Bereits bekannt war, dass das Immunsystem bei MS bestimmte Gehirnzellen, die Oligodendrozyten, zerstört. Sie bilden das Myelin, die Isolierschicht um die Fortsätze der Nervenzellen, sorgen für eine schnelle und effiziente Reizleitung. Fehlen die Oligodendrozyten und damit das Myelin, dann kommt es je nach Ausmaß und Region in Gehirn und Rückenmark zu unterschiedlichsten Symptomen. Stehen, gehen, sehen, fühlen und so weiter funktionieren nicht mehr einwandfrei oder aber die Funktion ist ganz gestört. Die T-Zellen stehen schon lange im Verdacht, mitzuspielen bei der Zerstörung des Myelins.

Professor Thomas Hünig und Team vom Institut für Virologie und Immunbiologie der Universität Würzburg haben gemeinsam mit Wissenschaftlern aus Köln und Dresden Erstaunliches ermittelt: Danach "erlaubt" das Gehirn den Angriff der T-Zellen auf die Myelinscheide unter bestimmten Voraussetzungen - wenn es nämlich darum geht, noch Schlimmeres zu verhindern.

Weil der Killer-T-Zell-Angriff auf die Nervenscheiden in Tierversuchen bislang erfolglos war, hat die Forschergruppe Labormäuse mit Listerien infiziert: Diese Bakterienart hat ein Protein mit den Oligodendrozyten gemeinsam, kann also mit ihnen verwechselt werden.

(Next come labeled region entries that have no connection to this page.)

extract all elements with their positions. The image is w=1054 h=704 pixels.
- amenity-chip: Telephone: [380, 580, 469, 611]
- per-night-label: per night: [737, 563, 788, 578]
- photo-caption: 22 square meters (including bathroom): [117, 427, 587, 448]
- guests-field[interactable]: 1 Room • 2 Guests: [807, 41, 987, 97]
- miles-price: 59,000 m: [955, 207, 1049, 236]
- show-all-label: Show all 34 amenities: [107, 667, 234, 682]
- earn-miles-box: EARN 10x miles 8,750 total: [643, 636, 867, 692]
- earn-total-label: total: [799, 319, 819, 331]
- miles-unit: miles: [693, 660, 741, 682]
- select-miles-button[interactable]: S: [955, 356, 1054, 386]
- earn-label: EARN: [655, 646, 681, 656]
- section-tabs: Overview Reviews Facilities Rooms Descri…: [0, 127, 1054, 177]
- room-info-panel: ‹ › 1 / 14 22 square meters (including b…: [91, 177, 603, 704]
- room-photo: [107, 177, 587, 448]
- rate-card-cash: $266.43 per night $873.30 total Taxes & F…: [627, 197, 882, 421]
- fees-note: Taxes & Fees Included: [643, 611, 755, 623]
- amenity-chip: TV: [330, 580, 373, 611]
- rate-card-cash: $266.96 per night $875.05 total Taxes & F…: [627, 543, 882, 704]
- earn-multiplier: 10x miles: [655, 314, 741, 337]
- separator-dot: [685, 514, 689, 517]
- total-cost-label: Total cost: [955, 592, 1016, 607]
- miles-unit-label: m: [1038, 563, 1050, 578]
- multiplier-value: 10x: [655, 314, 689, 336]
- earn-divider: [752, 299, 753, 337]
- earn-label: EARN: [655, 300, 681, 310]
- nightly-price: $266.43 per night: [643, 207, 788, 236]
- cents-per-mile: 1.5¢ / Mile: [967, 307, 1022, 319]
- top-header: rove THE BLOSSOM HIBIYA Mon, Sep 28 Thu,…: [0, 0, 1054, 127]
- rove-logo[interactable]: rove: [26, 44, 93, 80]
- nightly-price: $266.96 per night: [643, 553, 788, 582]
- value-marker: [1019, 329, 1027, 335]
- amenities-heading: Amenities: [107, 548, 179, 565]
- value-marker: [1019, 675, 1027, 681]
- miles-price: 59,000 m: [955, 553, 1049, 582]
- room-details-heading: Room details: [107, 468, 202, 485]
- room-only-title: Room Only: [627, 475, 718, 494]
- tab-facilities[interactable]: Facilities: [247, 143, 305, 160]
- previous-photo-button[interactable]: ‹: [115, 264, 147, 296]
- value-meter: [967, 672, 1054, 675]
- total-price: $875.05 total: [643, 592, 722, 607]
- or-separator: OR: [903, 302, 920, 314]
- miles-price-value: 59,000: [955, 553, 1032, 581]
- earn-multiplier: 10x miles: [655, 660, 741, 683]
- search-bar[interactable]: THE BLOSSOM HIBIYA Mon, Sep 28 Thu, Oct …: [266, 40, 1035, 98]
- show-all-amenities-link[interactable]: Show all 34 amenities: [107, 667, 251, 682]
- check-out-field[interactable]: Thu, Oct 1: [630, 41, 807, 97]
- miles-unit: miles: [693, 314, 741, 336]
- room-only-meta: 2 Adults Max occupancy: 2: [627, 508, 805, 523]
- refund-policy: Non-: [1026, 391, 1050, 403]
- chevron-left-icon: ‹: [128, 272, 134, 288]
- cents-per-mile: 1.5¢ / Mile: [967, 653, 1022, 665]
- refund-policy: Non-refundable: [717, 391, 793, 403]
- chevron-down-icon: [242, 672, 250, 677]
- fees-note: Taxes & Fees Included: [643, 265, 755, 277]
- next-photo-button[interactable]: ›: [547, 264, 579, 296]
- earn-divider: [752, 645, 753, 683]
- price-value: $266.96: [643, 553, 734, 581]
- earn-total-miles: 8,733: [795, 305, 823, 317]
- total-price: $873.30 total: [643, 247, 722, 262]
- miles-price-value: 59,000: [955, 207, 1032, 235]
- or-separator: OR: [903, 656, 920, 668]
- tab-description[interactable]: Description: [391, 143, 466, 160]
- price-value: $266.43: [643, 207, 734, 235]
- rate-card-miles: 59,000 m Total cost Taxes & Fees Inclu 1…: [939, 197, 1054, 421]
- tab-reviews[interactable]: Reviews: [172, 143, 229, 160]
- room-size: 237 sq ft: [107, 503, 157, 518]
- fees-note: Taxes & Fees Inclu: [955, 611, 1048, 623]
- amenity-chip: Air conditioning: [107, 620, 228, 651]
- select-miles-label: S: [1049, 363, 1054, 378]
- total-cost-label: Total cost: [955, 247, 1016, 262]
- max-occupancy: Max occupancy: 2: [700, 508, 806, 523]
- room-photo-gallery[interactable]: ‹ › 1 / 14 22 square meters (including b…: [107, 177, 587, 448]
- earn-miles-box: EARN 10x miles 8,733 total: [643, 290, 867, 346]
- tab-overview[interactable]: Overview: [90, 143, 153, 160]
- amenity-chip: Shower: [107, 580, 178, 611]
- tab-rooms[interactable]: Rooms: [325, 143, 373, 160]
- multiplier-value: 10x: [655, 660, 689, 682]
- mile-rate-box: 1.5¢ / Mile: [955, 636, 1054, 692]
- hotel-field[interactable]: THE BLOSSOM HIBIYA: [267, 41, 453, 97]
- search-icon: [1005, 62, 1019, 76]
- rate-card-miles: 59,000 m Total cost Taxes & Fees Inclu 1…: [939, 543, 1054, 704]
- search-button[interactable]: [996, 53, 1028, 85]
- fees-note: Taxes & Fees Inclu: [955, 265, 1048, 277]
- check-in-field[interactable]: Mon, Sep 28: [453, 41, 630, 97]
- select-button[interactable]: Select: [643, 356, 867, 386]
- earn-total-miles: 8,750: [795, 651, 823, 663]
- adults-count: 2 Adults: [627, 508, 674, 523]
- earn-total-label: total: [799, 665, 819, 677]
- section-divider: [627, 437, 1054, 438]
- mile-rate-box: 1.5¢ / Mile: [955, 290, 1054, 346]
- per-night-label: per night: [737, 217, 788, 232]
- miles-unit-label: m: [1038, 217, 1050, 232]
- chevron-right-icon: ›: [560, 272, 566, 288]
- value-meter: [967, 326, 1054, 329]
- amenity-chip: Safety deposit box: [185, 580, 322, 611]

Dabei zeigte sich, dass eine Listrieninfektion ausschließlich im Gehirn zum Angriff auf die Oligodendrozyten und damit auf die Myelinscheide führte. Plaques wie man sie bei Patienten mit MS kennt, waren die Folge. Also besser ein paar infizierte Zellen opfern, als dass sich der Erreger ausbreitet. War der gesamte Körper betroffen, konnte das Immunsystem hingegen Freund und Feind unterscheiden.

Basis- und Stoßtherapeutika setzen demnach an der richtigen Stelle an: Sie bekämpfen die Entzündungen. Inwiefern mikrobielle Erreger bei der humanen Multiplen Sklerose eine Rolle spielen, und ob sich aus diesem Forschungsansatz neue Wirkstoffe entwickeln lassen, muss sich erst zeigen.